# Netflix Content Trends Analysis

Created programmatically. This notebook contains EDA, visualizations, and strategic recommendations based on the provided Netflix dataset.

**Sections:**
1. Data load & inspection
2. Data cleaning
3. Exploratory Data Analysis (visualizations)
4. Observations & recommendations


In [None]:
# Imports
import pandas as pd
import matplotlib.pyplot as plt

# Load dataset (update path if needed)
df = pd.read_csv(r"/mnt/data/Netflix Dataset.csv")
df_clean = pd.read_csv(r"/mnt/data/netflix_clean_sample.csv")  # cleaned sample saved alongside
print('Loaded shapes -> original:', df.shape, ', cleaned sample:', df_clean.shape)
df.head(5)

In [None]:
# Basic info and missing values
display(df.head())
print('\nColumns:', df.columns.tolist())
print('\nMissing values (top 20):')
print(df.isnull().sum().sort_values(ascending=False).head(20))

In [None]:
# Prepare year, type, genres columns (robust handling)
df['date_added_parsed'] = pd.to_datetime(df['date_added'], errors='coerce') if 'date_added' in df.columns else pd.NaT
df['added_year'] = df['date_added_parsed'].dt.year
df['release_year'] = pd.to_numeric(df['release_year'], errors='coerce') if 'release_year' in df.columns else pd.NA
df['year'] = df['added_year'].fillna(df['release_year']).astype('Int64')
df['type'] = df['type'].astype(str).str.strip() if 'type' in df.columns else 'Unknown'

# genres column normalization
genre_col = None
for c in ['listed_in', 'genres', 'genre', 'listed in']:
    if c in df.columns:
        genre_col = c
        break
if genre_col is not None:
    df['genres'] = df[genre_col].astype(str)
else:
    df['genres'] = ''

print('Prepared year and genres columns. Sample:')
df[['title','type','year','genres']].head()

In [None]:
# Visualizations (matplotlib - each figure separate)
import matplotlib.pyplot as plt

# 1) Movies vs TV Shows
plt.figure(figsize=(6,4))
df['type'].value_counts().plot(kind='bar')
plt.title('Count: Movies vs TV Shows (overall)')
plt.xlabel('Type')
plt.ylabel('Count')
plt.show()

# 2) Titles per Year (trend)
plt.figure(figsize=(10,4))
year_counts = df['year'].value_counts().sort_index()
year_counts.plot(kind='line', marker='o')
plt.title('Number of Titles by Year')
plt.xlabel('Year')
plt.ylabel('Number of Titles')
plt.show()

# 3) Top Genres
genres_series = df['genres'].dropna().astype(str).str.split(',').explode().str.strip()
top_genres = genres_series.value_counts().head(12)
plt.figure(figsize=(10,5))
top_genres.plot(kind='bar')
plt.title('Top 12 Genres')
plt.xlabel('Genre')
plt.ylabel('Count')
plt.show()

# 4) Top Countries (if available)
country_col = None
for c in ['country','countries','Country']:
    if c in df.columns:
        country_col = c
        break
if country_col is not None:
    countries_series = df[country_col].dropna().astype(str).str.split(',').explode().str.strip()
    top_countries = countries_series.value_counts().head(12)
    plt.figure(figsize=(10,5))
    top_countries.plot(kind='bar')
    plt.title('Top 12 Countries')
    plt.xlabel('Country')
    plt.ylabel('Count')
    plt.show()
else:
    print('No country column found; skip country chart')
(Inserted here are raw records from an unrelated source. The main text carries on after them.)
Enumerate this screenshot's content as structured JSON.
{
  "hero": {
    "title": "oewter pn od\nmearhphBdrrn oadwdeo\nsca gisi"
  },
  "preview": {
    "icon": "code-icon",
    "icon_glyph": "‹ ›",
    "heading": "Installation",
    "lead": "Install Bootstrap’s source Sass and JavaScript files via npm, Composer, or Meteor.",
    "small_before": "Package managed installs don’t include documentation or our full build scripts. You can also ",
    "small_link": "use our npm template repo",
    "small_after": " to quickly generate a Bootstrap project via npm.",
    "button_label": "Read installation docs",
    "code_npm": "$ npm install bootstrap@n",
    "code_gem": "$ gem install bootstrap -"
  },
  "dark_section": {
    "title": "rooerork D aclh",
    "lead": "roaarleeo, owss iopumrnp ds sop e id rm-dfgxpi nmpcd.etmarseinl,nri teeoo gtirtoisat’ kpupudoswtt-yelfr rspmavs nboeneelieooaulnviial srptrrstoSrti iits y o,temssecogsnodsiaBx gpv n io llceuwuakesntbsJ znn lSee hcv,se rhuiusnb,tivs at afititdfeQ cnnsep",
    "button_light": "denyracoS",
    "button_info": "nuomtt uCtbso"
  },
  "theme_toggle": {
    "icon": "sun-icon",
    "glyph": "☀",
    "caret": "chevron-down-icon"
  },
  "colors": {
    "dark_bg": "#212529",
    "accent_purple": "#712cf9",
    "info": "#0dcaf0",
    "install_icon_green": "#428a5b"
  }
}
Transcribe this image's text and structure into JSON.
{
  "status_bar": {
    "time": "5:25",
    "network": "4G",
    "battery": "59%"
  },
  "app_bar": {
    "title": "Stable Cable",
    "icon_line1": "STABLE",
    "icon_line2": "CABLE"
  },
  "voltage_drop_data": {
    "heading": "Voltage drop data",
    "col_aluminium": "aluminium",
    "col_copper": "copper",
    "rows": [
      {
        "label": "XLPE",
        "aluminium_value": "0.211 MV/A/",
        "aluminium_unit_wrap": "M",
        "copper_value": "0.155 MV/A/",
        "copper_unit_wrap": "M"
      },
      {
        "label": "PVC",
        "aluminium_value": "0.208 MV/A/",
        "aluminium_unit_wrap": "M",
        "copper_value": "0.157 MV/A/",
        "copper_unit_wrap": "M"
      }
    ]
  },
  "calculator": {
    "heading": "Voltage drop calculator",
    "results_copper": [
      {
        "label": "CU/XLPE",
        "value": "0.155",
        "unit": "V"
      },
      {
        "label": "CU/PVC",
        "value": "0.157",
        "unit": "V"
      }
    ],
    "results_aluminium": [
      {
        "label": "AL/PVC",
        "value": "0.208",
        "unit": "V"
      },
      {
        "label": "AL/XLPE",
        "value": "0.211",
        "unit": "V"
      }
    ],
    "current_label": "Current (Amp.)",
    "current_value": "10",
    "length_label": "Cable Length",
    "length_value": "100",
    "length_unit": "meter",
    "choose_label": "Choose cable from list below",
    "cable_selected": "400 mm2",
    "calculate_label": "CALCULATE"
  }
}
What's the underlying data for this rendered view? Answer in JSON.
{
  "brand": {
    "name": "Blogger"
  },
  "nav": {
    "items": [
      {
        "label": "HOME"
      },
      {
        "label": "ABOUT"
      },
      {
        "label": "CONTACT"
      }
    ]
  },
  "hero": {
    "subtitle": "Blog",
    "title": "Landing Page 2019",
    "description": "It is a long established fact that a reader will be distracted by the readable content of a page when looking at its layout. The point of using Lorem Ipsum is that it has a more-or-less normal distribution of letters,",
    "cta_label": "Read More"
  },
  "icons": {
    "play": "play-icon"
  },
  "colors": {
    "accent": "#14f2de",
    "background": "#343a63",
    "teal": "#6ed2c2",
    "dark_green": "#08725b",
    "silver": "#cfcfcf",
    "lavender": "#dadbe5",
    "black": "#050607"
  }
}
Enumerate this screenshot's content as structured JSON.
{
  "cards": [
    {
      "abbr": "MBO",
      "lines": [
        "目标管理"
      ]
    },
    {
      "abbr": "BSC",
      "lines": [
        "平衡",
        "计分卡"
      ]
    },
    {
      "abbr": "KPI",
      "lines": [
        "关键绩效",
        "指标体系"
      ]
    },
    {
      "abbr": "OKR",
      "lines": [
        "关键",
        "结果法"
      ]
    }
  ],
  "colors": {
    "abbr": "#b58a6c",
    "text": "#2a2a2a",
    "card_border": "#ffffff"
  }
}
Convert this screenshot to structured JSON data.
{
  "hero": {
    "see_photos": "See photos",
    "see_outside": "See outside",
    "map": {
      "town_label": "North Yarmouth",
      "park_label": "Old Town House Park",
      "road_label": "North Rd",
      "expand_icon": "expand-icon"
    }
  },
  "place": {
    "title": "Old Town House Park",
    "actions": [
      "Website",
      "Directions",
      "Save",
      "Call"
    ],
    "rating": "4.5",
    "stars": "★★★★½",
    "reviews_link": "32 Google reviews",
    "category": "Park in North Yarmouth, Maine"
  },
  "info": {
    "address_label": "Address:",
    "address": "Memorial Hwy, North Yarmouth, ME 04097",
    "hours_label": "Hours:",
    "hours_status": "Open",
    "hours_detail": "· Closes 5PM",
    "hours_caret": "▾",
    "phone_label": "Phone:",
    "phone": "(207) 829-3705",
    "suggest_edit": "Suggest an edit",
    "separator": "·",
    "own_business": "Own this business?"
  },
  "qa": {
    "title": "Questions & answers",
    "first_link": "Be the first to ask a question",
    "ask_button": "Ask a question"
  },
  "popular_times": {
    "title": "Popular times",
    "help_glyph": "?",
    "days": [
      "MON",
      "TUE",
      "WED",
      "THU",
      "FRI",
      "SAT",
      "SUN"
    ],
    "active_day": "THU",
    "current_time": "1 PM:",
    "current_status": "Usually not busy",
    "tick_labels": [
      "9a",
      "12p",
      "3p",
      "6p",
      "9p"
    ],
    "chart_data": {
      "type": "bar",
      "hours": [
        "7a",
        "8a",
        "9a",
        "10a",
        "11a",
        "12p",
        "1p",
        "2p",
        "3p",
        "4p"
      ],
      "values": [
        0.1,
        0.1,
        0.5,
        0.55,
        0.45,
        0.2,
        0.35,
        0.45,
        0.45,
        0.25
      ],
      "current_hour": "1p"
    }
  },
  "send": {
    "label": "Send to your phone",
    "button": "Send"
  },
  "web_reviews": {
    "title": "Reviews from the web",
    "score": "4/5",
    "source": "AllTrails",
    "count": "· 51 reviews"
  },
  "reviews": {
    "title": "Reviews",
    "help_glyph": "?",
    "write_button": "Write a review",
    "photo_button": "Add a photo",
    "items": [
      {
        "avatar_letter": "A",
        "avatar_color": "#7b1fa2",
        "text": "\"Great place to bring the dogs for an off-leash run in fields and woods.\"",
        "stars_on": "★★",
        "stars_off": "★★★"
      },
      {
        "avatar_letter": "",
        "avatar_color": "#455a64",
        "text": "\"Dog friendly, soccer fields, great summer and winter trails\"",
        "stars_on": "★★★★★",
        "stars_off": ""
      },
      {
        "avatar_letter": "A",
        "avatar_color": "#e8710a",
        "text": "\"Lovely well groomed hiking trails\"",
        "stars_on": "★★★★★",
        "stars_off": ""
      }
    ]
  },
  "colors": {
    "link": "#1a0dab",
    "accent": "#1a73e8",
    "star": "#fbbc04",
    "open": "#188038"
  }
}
## Observations & Strategic Recommendations

- **Content mix (Movies vs TV Shows):** Look at the bar chart to see whether Netflix focuses more on Movies or TV Shows across the dataset timeframe.
- **Yearly trends:** The titles-per-year plot helps identify growth periods and possible shifts (e.g., increased originals after certain years).
- **Genres:** Top genres indicate what kinds of content dominate — use this to recommend where to invest (e.g., more originals in underrepresented but growing genres).
- **Country representation:** Country-wise counts show global reach and gaps — recommend markets/countries with low representation but growing viewer bases.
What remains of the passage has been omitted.